Ce que la communauté appelle GNU/Linux est un ensemble de logiciels à codes sources ouverts, que ce soit l’ensemble des outils GNU ou le noyau Linux qui sont sous licence GPL, l’ensemble du projet Apache qui est sous licence BSD ou encore XFree 86 qui est sous licence X11.
La plupart des distributions GNU/Linux fournissent uniquement des logiciels a codes sources ouverts, au moins pour les versions de base. Les différentes distributions commerciales Mandrake, RedHat ou Caldera) proposent en plus des applications propriétaires (en version de test ou en versions complètes) comme une valeur ajoutée à la distribution normale.
Qu’est-ce que le logiciel libre ?
Un logiciel libre est un logiciel dont la licence doit répondre à quatre libertés fondamentales :
- (1) Liberté d’utiliser le logiciel, sans condition, quel que soit le but recherché ;
- (2) Liberté d’étudier le logiciel, et de l’adapter à ses besoins. Il faut pour cela, disposer du code source ;
- (3) Liberté de redistribuer des copies du logiciel, pour en faire profiter ses amis et ses relations ;
- (4) Liberté d’améliorer le programme et publier ses améliorations, pour en faire profiter la communauté. Pour cela, il faut disposer du code source.

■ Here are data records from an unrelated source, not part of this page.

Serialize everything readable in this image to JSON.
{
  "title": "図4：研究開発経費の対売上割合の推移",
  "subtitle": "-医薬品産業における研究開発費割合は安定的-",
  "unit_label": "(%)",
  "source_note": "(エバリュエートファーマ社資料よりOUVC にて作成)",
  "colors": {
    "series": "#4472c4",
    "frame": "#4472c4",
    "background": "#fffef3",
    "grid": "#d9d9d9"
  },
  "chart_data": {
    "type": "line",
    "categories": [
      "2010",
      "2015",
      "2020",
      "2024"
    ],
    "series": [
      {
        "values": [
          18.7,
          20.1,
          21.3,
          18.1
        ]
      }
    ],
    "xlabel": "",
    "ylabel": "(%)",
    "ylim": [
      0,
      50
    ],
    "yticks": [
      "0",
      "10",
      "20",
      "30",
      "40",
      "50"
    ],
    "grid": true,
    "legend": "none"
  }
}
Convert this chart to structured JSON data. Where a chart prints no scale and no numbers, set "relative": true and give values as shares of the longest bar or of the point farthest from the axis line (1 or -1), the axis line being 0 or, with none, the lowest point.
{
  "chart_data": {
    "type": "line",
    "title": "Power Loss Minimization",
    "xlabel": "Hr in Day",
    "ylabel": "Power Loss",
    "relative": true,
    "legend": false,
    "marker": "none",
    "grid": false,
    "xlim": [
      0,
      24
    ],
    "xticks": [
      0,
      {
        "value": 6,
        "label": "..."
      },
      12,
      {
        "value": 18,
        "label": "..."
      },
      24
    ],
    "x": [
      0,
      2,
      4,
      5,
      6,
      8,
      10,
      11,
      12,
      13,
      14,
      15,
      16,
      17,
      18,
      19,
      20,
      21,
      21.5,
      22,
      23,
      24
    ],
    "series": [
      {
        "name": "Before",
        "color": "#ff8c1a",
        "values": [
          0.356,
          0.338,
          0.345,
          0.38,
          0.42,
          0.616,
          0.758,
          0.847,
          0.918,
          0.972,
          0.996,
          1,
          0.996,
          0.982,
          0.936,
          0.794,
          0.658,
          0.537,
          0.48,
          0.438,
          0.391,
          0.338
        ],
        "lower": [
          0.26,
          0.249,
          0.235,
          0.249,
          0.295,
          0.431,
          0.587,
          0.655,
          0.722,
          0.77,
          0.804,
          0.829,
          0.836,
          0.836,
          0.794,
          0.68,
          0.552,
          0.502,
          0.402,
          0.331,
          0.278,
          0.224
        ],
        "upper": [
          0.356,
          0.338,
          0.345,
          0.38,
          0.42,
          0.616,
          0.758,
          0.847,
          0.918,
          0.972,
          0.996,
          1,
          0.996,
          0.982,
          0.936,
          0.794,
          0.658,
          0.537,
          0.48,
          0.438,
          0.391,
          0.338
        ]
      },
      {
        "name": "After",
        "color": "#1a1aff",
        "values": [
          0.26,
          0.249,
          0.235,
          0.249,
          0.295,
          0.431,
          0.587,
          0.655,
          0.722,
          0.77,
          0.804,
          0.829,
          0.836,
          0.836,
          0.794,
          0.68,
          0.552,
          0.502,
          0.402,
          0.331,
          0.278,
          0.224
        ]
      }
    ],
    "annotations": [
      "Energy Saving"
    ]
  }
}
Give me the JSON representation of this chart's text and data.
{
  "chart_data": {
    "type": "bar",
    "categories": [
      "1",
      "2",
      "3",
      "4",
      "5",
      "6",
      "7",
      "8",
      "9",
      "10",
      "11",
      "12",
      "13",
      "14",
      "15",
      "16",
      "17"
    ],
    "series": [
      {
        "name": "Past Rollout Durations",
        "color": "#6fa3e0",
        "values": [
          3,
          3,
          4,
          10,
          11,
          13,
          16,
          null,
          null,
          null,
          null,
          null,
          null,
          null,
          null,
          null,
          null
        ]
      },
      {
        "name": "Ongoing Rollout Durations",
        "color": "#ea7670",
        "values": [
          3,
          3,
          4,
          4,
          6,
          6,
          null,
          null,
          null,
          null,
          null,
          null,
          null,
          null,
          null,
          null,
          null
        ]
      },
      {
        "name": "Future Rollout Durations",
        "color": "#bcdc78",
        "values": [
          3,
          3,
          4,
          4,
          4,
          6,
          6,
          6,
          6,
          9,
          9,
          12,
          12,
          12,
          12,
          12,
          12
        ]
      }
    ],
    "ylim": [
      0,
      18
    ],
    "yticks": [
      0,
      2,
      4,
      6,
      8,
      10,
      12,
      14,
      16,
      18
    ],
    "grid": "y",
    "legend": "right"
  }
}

Je ne veux pas ici relancer le débat sur l’utilisation de logiciel libre ou de logiciel à code source ouvert. J’utiliserai le terme de logiciel libre, car logiciel à code source ouvert est 1) plus long à écrire 2) plus vague.
La problématique
Le problème que je souhaite soulever ici est un problème éthique. Le fait que les éditeurs de logiciels propriétaires développent de plus en plus de versions de leurs logiciels pour GNU/Linux provoque beaucoup de discussions dans la communauté. Le sujet n’est pas ici de savoir s’il faut ou non utiliser de tels logiciels, s’ils sont meilleurs techniquement que leurs homologues libres ou si leur utilisation est une trahison pour les logiciels libres.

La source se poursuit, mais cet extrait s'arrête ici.